WeightedRandomSampler is not sampling balanced batchs

I have a dataset that is unbalanced. The positive class in the training set has 658 samples and the negative class has 7301 samples, giving a 8.3% / 91.7% data distribution. Reading some threads in here, I used WeightedRandomSampler to oversample the minority class while undersampling the majority class. My dummy implementation is like this:

pathology='Atelectasis'

train_df,valid_df=get_df_brax(root,pathology)

batch_size=256
np.random.seed(0)
torch.manual_seed(0)


class_counts_train=train_df[pathology].value_counts()

sample_weights_train=[1/class_counts_train[i] for i in train_df[pathology].values]


transf_neg=transforms.Compose([transforms.Resize((256,256)),transforms.ToTensor()])
transf_pos_t=transforms.Compose([transforms.Resize((256,256)),                         
                               transforms.RandomResizedCrop(size=256,scale=(0.7,1.0)),
                               transforms.RandomAffine(degrees=0,translate=(0.1,0.1)),
                               transforms.ColorJitter(brightness=0.3,contrast=0.3,saturation=0.2),
                               transforms.ToTensor()])

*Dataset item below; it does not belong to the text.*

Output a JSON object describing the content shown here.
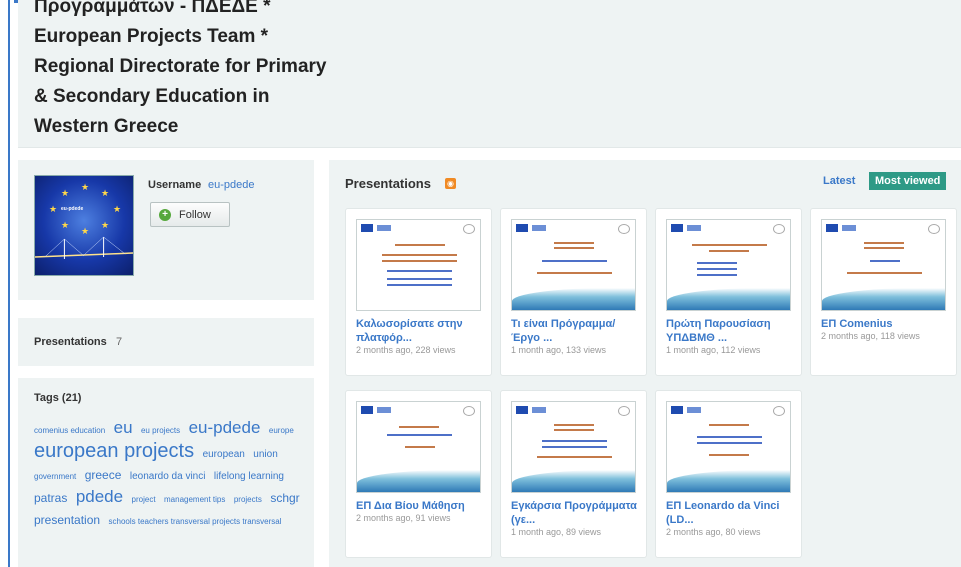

sampler_train=torch.utils.data.WeightedRandomSampler(weights=sample_weights_train,num_samples=len(train_df),replacement=True)

trainset=Dataset_BRAX_(train_df,root,transf_neg,transf_pos_t,pathology)
validset=Dataset_BRAX_(valid_df,root,transf_neg,transf_pos_t,pathology)

trainloader=DataLoader(trainset,batch_size,sampler=sampler_train)
validloader=DataLoader(validset,batch_size)

After applying this, and running for 100 epochs, the new distribution doesn’t change by that much. I wasn’t expecting to have an exact 50% positive /50% negative distribution, since the sampler is random, but the new distribution is only 9.7% positive / 90.3%. Here is the code I used to check the distributions:

count_pos=0
count_neg=0
class_counts_train=train_df[pathology].value_counts()
print('INITIAL BALANCE:')
print("Positive samples: {0:2.1f} %".format(class_counts_train[1]/class_counts_train.sum()*100))
print("Negative samples: {0:2.1f} %".format(class_counts_train[0]/class_counts_train.sum()*100))
epochs=100
for epoch in range(epochs):
    for labels in trainloader:
        
        for i in labels:
            if i==1:
                count_pos+=1
            else:
                count_neg+=1
print('BALANCE AFTER WEIGHTED RANDOM SAMPLER:')
print('Positive Samples: {0:2.1f} %'.format((count_pos/(count_pos+count_neg))*100))
print('Negative Samples: {0:2.1f} %'.format((count_neg/(count_pos+count_neg))*100))

This is what this code prints out:
image

Am I doing anything wrong? I also tried using artificial weights, and even using 0 as the weight for the negative class, but the data distribution is never near 50% positive / 50% negative.

Thanks for your help.

Your code isn’t executable so I cannot debug it but you could take a look at this example which shows the oversampling of the minority classes using a fake dataset.